【主張】内閣改造 憲法改正に不退転で臨め 悪化する国際情勢に備えよ

 第4次安倍再改造内閣が発足した。自民党の新執行部とともに新たな体制が整った。

 麻生太郎副総理兼財務相や菅義偉官房長官、二階俊博幹事長ら枢要なポストは留任させた。日米通商交渉を前進させた茂木敏充氏を経済再生担当相から外相に、河野太郎氏を外相から防衛相に横滑りさせた。政権安定と政策の継続を内外にアピールしたといえる。

 11月に通算在職日数が史上最長となる安倍晋三首相には後継候補を育てようとの意欲もうかがえる。茂木、河野両氏を重要閣僚に、加藤勝信、小泉進次郎両氏を厚生労働相、環境相に起用したのはその証左だろう。

 ≪危機意識を共有したい≫

 岸田文雄氏も党政調会長に留任した。ポスト安倍を目指す彼らにとって、チャンスであり正念場でもある。閣僚も党役員も与えられた重責をどう果たすのか。国益を最優先に取り組むのは当然で、スタンドプレーは許されない。

 安倍首相は自民党総裁任期があと2年である。自身に残された課題解決の時間はないという危機感を持ち、国益に資する政策を果敢に遂行してもらいたい。

 やるべき課題は多い。首相が国難と捉える少子高齢化に対応した社会保障制度改革も急務だ。10月には消費税率が10%に引き上げられる。

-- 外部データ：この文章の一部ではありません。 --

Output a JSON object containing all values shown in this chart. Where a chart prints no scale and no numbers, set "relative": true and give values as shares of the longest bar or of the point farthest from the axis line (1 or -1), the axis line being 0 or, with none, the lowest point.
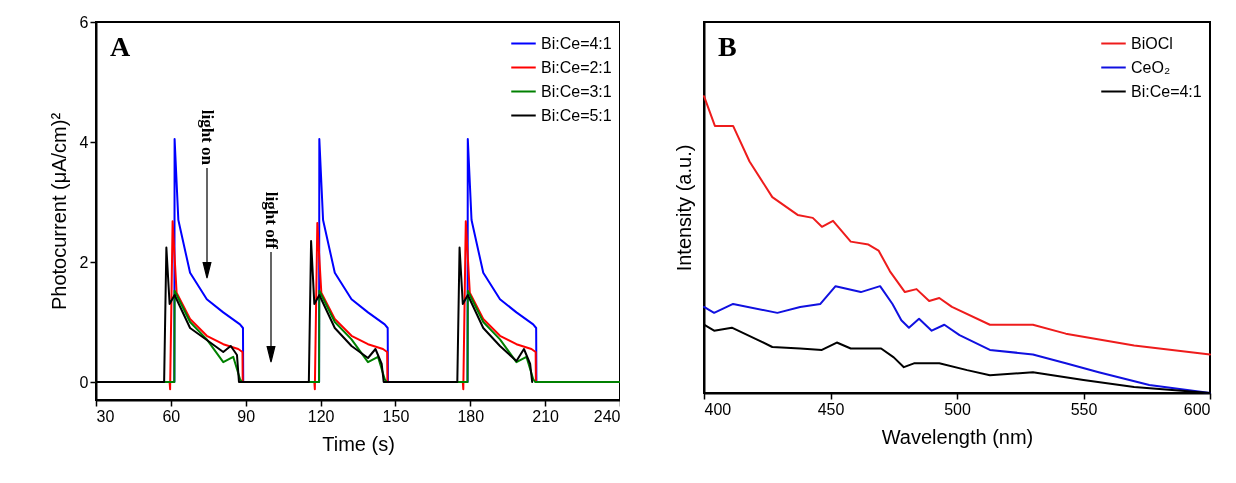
{
  "chart_data": [
    {
      "type": "line",
      "title": "A",
      "xlabel": "Time (s)",
      "ylabel": "Photocurrent (μA/cm)²",
      "xlim": [
        30,
        240
      ],
      "xticks": [
        30,
        60,
        90,
        120,
        150,
        180,
        210,
        240
      ],
      "ylim": [
        -0.3,
        6
      ],
      "yticks": [
        0,
        2,
        4,
        6
      ],
      "legend": "top right",
      "annotations": [
        "light on",
        "light off"
      ],
      "series": [
        {
          "name": "Bi:Ce=4:1",
          "color": "#0000ff",
          "x": [
            30,
            61.4,
            61.5,
            63,
            67.7,
            74.4,
            81,
            87.7,
            88.9,
            89,
            119.4,
            119.5,
            121,
            125.7,
            132.4,
            139,
            145.7,
            146.9,
            147,
            178.9,
            179,
            180.5,
            185.2,
            191.9,
            198.5,
            205.2,
            206.4,
            206.5
          ],
          "values": [
            0,
            0,
            4.05,
            2.7,
            1.82,
            1.38,
            1.16,
            0.96,
            0.9,
            0,
            0,
            4.05,
            2.7,
            1.82,
            1.38,
            1.16,
            0.96,
            0.9,
            0,
            0,
            4.05,
            2.7,
            1.82,
            1.38,
            1.16,
            0.96,
            0.9,
            0
          ]
        },
        {
          "name": "Bi:Ce=2:1",
          "color": "#ff0000",
          "x": [
            30,
            59.5,
            59.7,
            60.7,
            62.3,
            67.7,
            74.4,
            81,
            87,
            88.7,
            88.8,
            117.5,
            117.7,
            118.7,
            120.3,
            125.7,
            132.4,
            139,
            145,
            146.7,
            146.8,
            177,
            177.2,
            178.2,
            179.8,
            185.2,
            191.9,
            198.5,
            204.5,
            206.2,
            206.3
          ],
          "values": [
            0,
            0,
            -0.12,
            2.68,
            1.49,
            1.05,
            0.77,
            0.63,
            0.55,
            0.5,
            0,
            0,
            -0.12,
            2.65,
            1.49,
            1.05,
            0.77,
            0.63,
            0.55,
            0.5,
            0,
            0,
            -0.12,
            2.68,
            1.49,
            1.05,
            0.77,
            0.63,
            0.55,
            0.5,
            0
          ]
        },
        {
          "name": "Bi:Ce=3:1",
          "color": "#008000",
          "x": [
            30,
            61.4,
            61.5,
            67.7,
            74.4,
            81,
            85,
            87.7,
            88.5,
            119.4,
            119.5,
            125.7,
            132.4,
            139,
            143,
            145.7,
            146.5,
            178.9,
            179,
            185.2,
            191.9,
            198.5,
            202.5,
            205.2,
            206,
            240
          ],
          "values": [
            0,
            0,
            1.52,
            1.0,
            0.71,
            0.33,
            0.42,
            0.05,
            0,
            0,
            1.52,
            1.0,
            0.71,
            0.33,
            0.42,
            0.05,
            0,
            0,
            1.52,
            1.0,
            0.71,
            0.33,
            0.42,
            0.05,
            0,
            0
          ]
        },
        {
          "name": "Bi:Ce=5:1",
          "color": "#000000",
          "x": [
            30,
            57.3,
            58.2,
            59.5,
            61.5,
            67.7,
            74.4,
            81,
            84,
            86.5,
            87.3,
            115.3,
            116.2,
            117.5,
            119.5,
            125.7,
            132.4,
            139,
            142,
            144.5,
            145.3,
            174.8,
            175.7,
            177,
            179,
            185.2,
            191.9,
            198.5,
            201.5,
            204,
            204.8
          ],
          "values": [
            0,
            0,
            2.24,
            1.3,
            1.45,
            0.9,
            0.7,
            0.5,
            0.6,
            0.45,
            0,
            0,
            2.35,
            1.3,
            1.45,
            0.9,
            0.6,
            0.4,
            0.55,
            0.3,
            0,
            0,
            2.24,
            1.3,
            1.45,
            0.9,
            0.6,
            0.35,
            0.55,
            0.3,
            0
          ]
        }
      ]
    },
    {
      "type": "line",
      "title": "B",
      "xlabel": "Wavelength (nm)",
      "ylabel": "Intensity (a.u.)",
      "relative": true,
      "xlim": [
        400,
        600
      ],
      "xticks": [
        400,
        450,
        500,
        550,
        600
      ],
      "legend": "top right",
      "series": [
        {
          "name": "BiOCl",
          "color": "#ee1c1c",
          "x": [
            400,
            404.3,
            411.5,
            418,
            427,
            437,
            443,
            446.6,
            451,
            458,
            465,
            469,
            473.5,
            479.4,
            484,
            489,
            493,
            498,
            513,
            530,
            543,
            570,
            600
          ],
          "values": [
            1.0,
            0.9,
            0.9,
            0.78,
            0.66,
            0.6,
            0.59,
            0.56,
            0.58,
            0.51,
            0.5,
            0.48,
            0.41,
            0.34,
            0.35,
            0.31,
            0.32,
            0.29,
            0.23,
            0.23,
            0.2,
            0.16,
            0.13
          ]
        },
        {
          "name": "CeO₂",
          "color": "#1010e0",
          "x": [
            400,
            404,
            411.5,
            429,
            438,
            446,
            452,
            462,
            469.6,
            474.5,
            478,
            481,
            485,
            490,
            495,
            501,
            513,
            530,
            543,
            556,
            576,
            600
          ],
          "values": [
            0.29,
            0.27,
            0.3,
            0.27,
            0.29,
            0.3,
            0.36,
            0.34,
            0.36,
            0.3,
            0.245,
            0.22,
            0.25,
            0.21,
            0.23,
            0.195,
            0.145,
            0.13,
            0.1,
            0.07,
            0.027,
            0.0
          ]
        },
        {
          "name": "Bi:Ce=4:1",
          "color": "#000000",
          "x": [
            400,
            404,
            411,
            421,
            427,
            438,
            446.6,
            452.5,
            458,
            470,
            475,
            479,
            483,
            493,
            504,
            513,
            530,
            550,
            570,
            600
          ],
          "values": [
            0.23,
            0.21,
            0.22,
            0.18,
            0.155,
            0.15,
            0.145,
            0.17,
            0.15,
            0.15,
            0.12,
            0.087,
            0.1,
            0.1,
            0.077,
            0.06,
            0.07,
            0.044,
            0.02,
            0.0
          ]
        }
      ]
    }
  ]
}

 中でも、最も重要なのが憲法改正に向けた取り組みである。

 安倍首相は会見で「憲法改正を党一丸となって力強く進めたい」と強調した。安全保障環境は悪化の一途をたどる。憲法改正は待ったなしだ。日本が将来にわたって平和と繁栄を享受できるか否かが問われているのである。

 さきの国会のように審議すら行わず先送りするようなら、内閣も自民党も存在意義はない。その危機意識を閣内や党内で共有しなければならない。

 安倍首相は参院選後の会見で、憲法改正について「少なくとも議論すべきだという国民の審判は下った」と語った。ならば首相自らが先頭に立ち、改正の重要性を丁寧に国民に説明していく必要があろう。憲法改正の手続きを定めた国民投票法改正案は一歩も前に進んでいない。議論すらしないというのでは、与野党とも政治の無責任が極まる。職務怠慢だ。

 憲法改正の核心は、「戦力の不保持」を定めた9条2項の改正である。その前段として憲法に自衛隊を明記することは大きな意義がある。

 平和憲法のお題目の前に思考停止し、戦後74年間、改正一つできないでいるわが国の国内事情を諸外国は斟酌(しんしゃく)しない。むしろ積極的に隙を突いてくるだろう。

 新内閣は、これがラストチャンスだという不退転の決意で憲法改正に取り組まねばならない。

 ≪中露外交を仕切り直せ≫

 日本を取り巻く国際情勢も厳しさを増している。

 中国は尖閣諸島を狙い、南シナ海では国際法を無視して人工島の軍事化を進めている。陸海空に加えて、宇宙やサイバー、電磁波といった新たな領域で覇権を目指している。安倍首相は中国との関係を「完全に正常軌道に戻った」と言うが、信頼に足る隣国とはだれも思うまい。中国とどう向き合うか。首脳外交はもちろん、茂木外相の真価も問われる。

 北方領土をめぐるロシアとの関係を仕切り直す必要があろう。安倍首相はロシアの思惑を完全に読み違えた。プーチン露大統領は北方領土を一片も返すつもりがないことは今や明白となった。シベリアでの経済協力を主導した世耕弘成前経済産業相が閣外に出たのはむしろ良い機会だ。四島返還の原点に立ち返るべきである。

 北朝鮮は核放棄せずミサイル発射をやめない。日本の安全を揺るがす直接の脅威だ。トランプ米大統領が咎(とが)めずとも不測の事態に備えなければならない。拉致問題では被害者家族の我慢も限界だ。首相はあらゆる場面を捉えて大胆に行動してほしい。中東のホルムズ海峡の安全は原油の8割を頼るわが国の生命線だ。有志連合への参加も真剣に検討すべきである。

 今秋には、即位の礼と大嘗祭(だいじょうさい)がとり行われる。緊張感を持って準備を進めてもらいたい。

 天皇陛下と皇嗣の秋篠宮殿下の次の世代の男性皇族は悠仁親王殿下お一人だ。日本の国柄を守るため、皇位の安定継承の方策を整えることも新内閣の責務である。